将来の利益のために現在の満足を犠牲にする
●思慮分別と倹約、やりくり上手という知性
「将来の利益のために現在の満足を犠牲にする」という克己の精神は、学ぼうとしてもそう簡単に身につくわけではない。
生活の苦しい人間なら当然、額に汗して得た金を何よりも大切にしそうなものだ。だが実際には、稼いだ金を飲み食いに使いはたしてどうにも身動きがとれなくなり、倹約家のお情けにすがろうとする連中がずいぶん多い。さらには、誰の世話を受けなくても不自由一つない生活が送れるくらいの資産を持ちながら、いざとなるとほんものの困窮者と大差ない境遇に身を落としてしまう人間も大勢いる。
しかも彼らは、税金のような社会制度上の問題にばかり目を向け、克己心や自助の精神の重要性などはほとんど顧みない。真の自立を勝ち取るには、個々人が倹約と将来への備えに励むことがいちばん大切なのに、誰もその点に関心を払おうとはしないのだ。
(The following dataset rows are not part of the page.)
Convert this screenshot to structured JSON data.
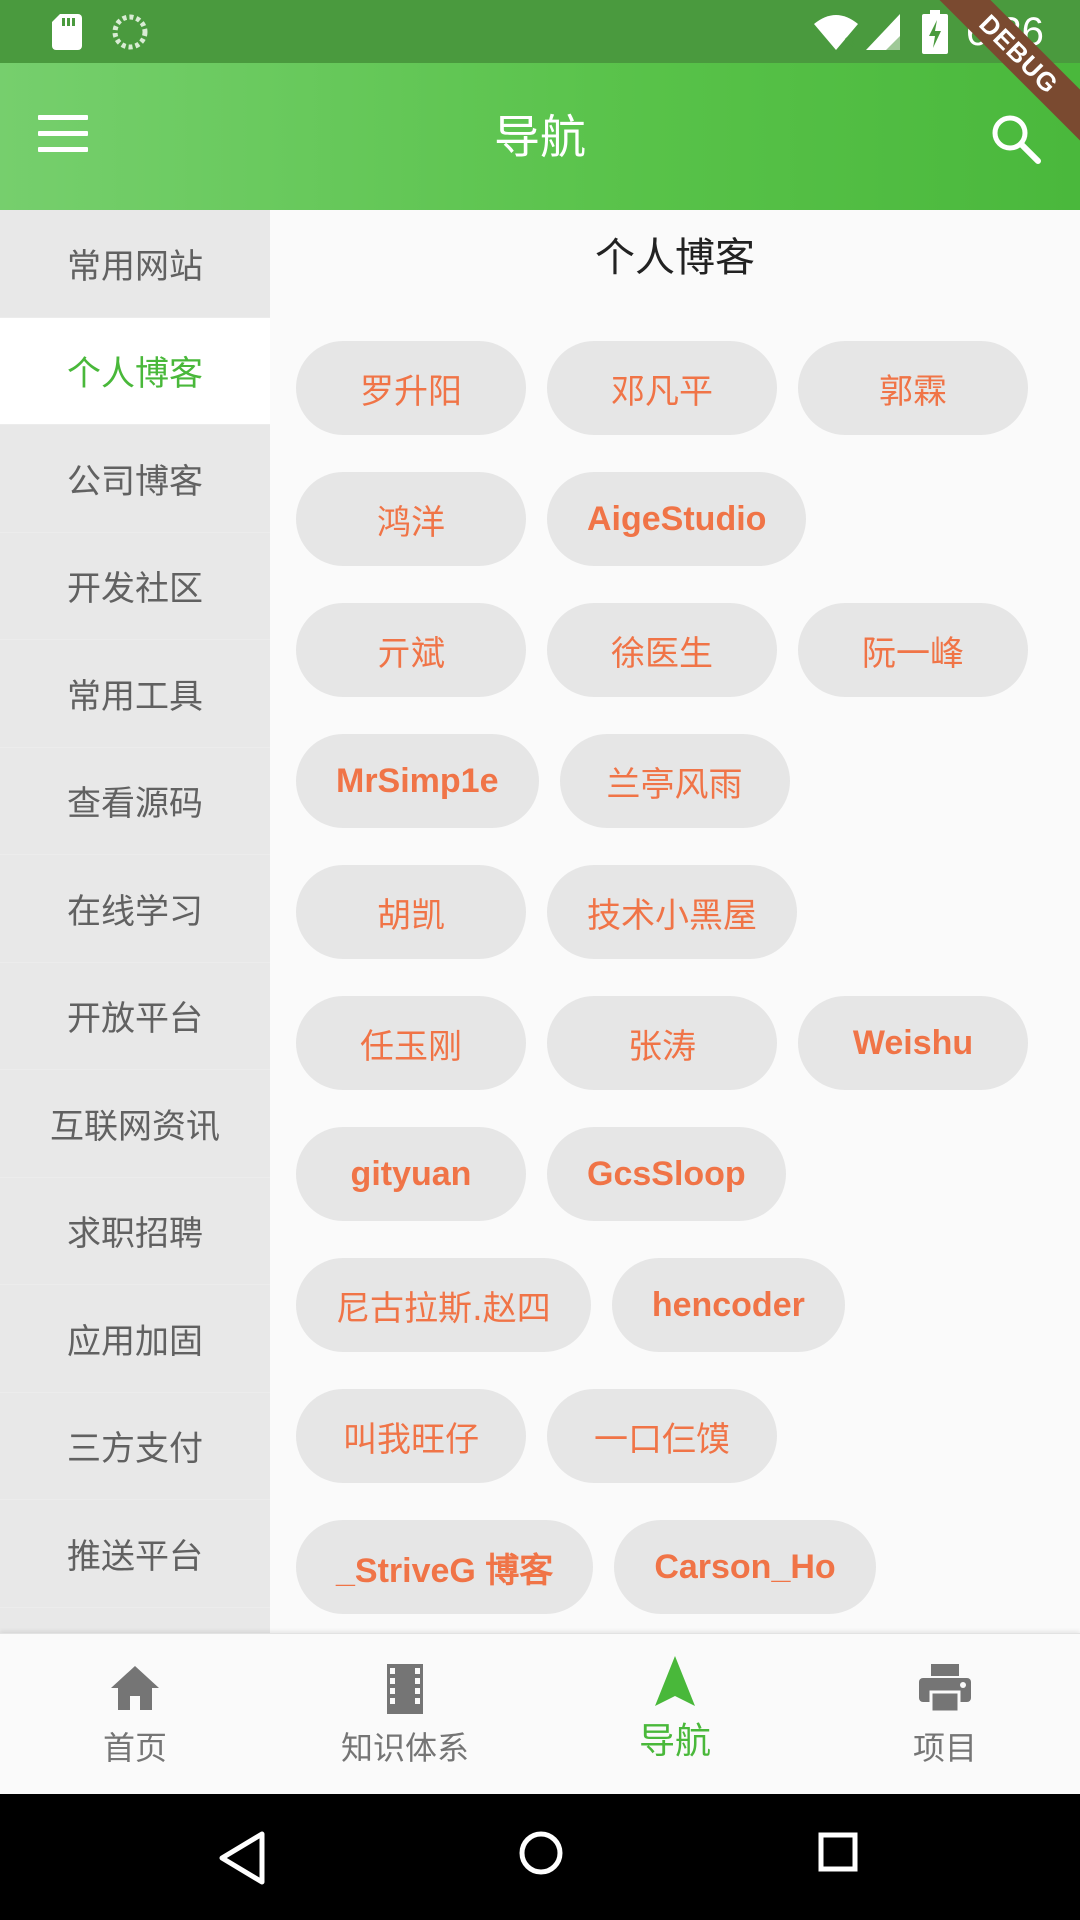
{
  "status_bar": {
    "time": "6:26"
  },
  "debug_banner": "DEBUG",
  "app_bar": {
    "title": "导航"
  },
  "sidebar": {
    "items": [
      {
        "label": "常用网站",
        "active": false
      },
      {
        "label": "个人博客",
        "active": true
      },
      {
        "label": "公司博客",
        "active": false
      },
      {
        "label": "开发社区",
        "active": false
      },
      {
        "label": "常用工具",
        "active": false
      },
      {
        "label": "查看源码",
        "active": false
      },
      {
        "label": "在线学习",
        "active": false
      },
      {
        "label": "开放平台",
        "active": false
      },
      {
        "label": "互联网资讯",
        "active": false
      },
      {
        "label": "求职招聘",
        "active": false
      },
      {
        "label": "应用加固",
        "active": false
      },
      {
        "label": "三方支付",
        "active": false
      },
      {
        "label": "推送平台",
        "active": false
      }
    ]
  },
  "content": {
    "section_title": "个人博客",
    "rows": [
      [
        "罗升阳",
        "邓凡平",
        "郭霖"
      ],
      [
        "鸿洋",
        "AigeStudio"
      ],
      [
        "亓斌",
        "徐医生",
        "阮一峰"
      ],
      [
        "MrSimp1e",
        "兰亭风雨"
      ],
      [
        "胡凯",
        "技术小黑屋"
      ],
      [
        "任玉刚",
        "张涛",
        "Weishu"
      ],
      [
        "gityuan",
        "GcsSloop"
      ],
      [
        "尼古拉斯.赵四",
        "hencoder"
      ],
      [
        "叫我旺仔",
        "一口仨馍"
      ],
      [
        "_StriveG 博客",
        "Carson_Ho"
      ]
    ]
  },
  "bottom_nav": {
    "items": [
      {
        "label": "首页",
        "icon": "home-icon",
        "active": false
      },
      {
        "label": "知识体系",
        "icon": "film-icon",
        "active": false
      },
      {
        "label": "导航",
        "icon": "navigation-arrow-icon",
        "active": true
      },
      {
        "label": "项目",
        "icon": "printer-icon",
        "active": false
      }
    ]
  },
  "colors": {
    "accent": "#49b83a",
    "chip_text": "#f07447",
    "chip_bg": "#e6e6e6",
    "sidebar_bg": "#e8e8e8"
  }
}
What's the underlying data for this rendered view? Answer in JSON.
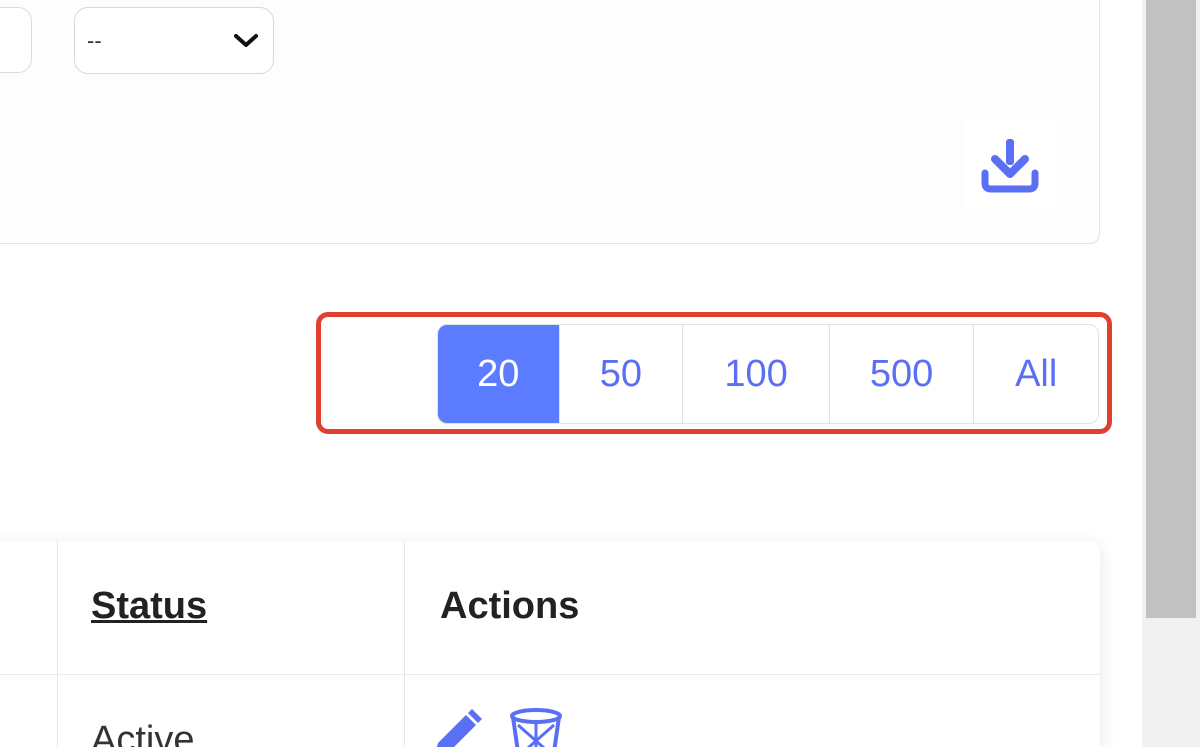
{
  "filters": {
    "select_value": "--"
  },
  "icons": {
    "chevron": "chevron-down-icon",
    "download": "download-icon",
    "edit": "pencil-icon",
    "delete": "trash-icon"
  },
  "pagination": {
    "options": [
      "20",
      "50",
      "100",
      "500",
      "All"
    ],
    "selected": "20"
  },
  "table": {
    "headers": {
      "status": "Status",
      "actions": "Actions"
    },
    "rows": [
      {
        "status": "Active"
      }
    ]
  },
  "colors": {
    "accent": "#5b7cff",
    "link": "#5b6ff5",
    "highlight": "#e0412f"
  }
}
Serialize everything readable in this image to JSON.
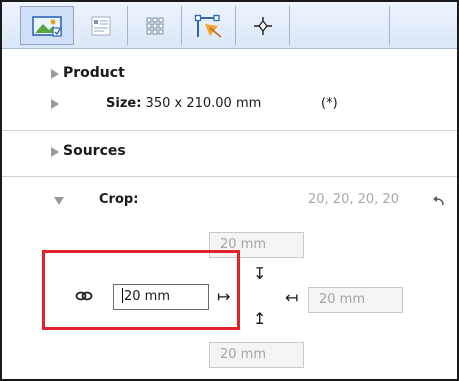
{
  "tabs": [
    {
      "icon": "image-landscape-icon",
      "active": true
    },
    {
      "icon": "text-layout-icon",
      "active": false
    },
    {
      "icon": "grid-icon",
      "active": false
    },
    {
      "icon": "bezier-path-icon",
      "active": false
    },
    {
      "icon": "crosshair-icon",
      "active": false
    }
  ],
  "product": {
    "label": "Product",
    "size_label": "Size:",
    "size_value": "350 x 210.00 mm",
    "size_note": "(*)"
  },
  "sources": {
    "label": "Sources"
  },
  "crop": {
    "label": "Crop:",
    "summary": "20, 20, 20, 20",
    "top_value": "20 mm",
    "left_value": "20 mm",
    "right_value": "20 mm",
    "bottom_value": "20 mm"
  },
  "colors": {
    "highlight": "#e0232a",
    "tab_active": "#cfe0f6"
  }
}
靴屋から身を起こした哲学者サミュエル・ドルーはこう述べている。
「思慮分別と倹約、そしてやりくり上手は、世直しの達人である。この達人は、ふだんは家の片隅でひっそりと暮らしているが、いざとなれば、これまで議会を通ったどんな法律より手際よく生活上の困難を打開してくれるだろう」
ソクラテスもまた、「世界を動かそうと思ったら、まず自分自身を動かせ」と語っている。
しかしながら世間の人は、自分の悪習をわずかでも改めるより、国家や教会を改めるほうが簡単だと思いこみがちだ。一般的にいって、人は自らの非を直すより隣人の非をあげつらうほうが、よほど好みに合っているようである。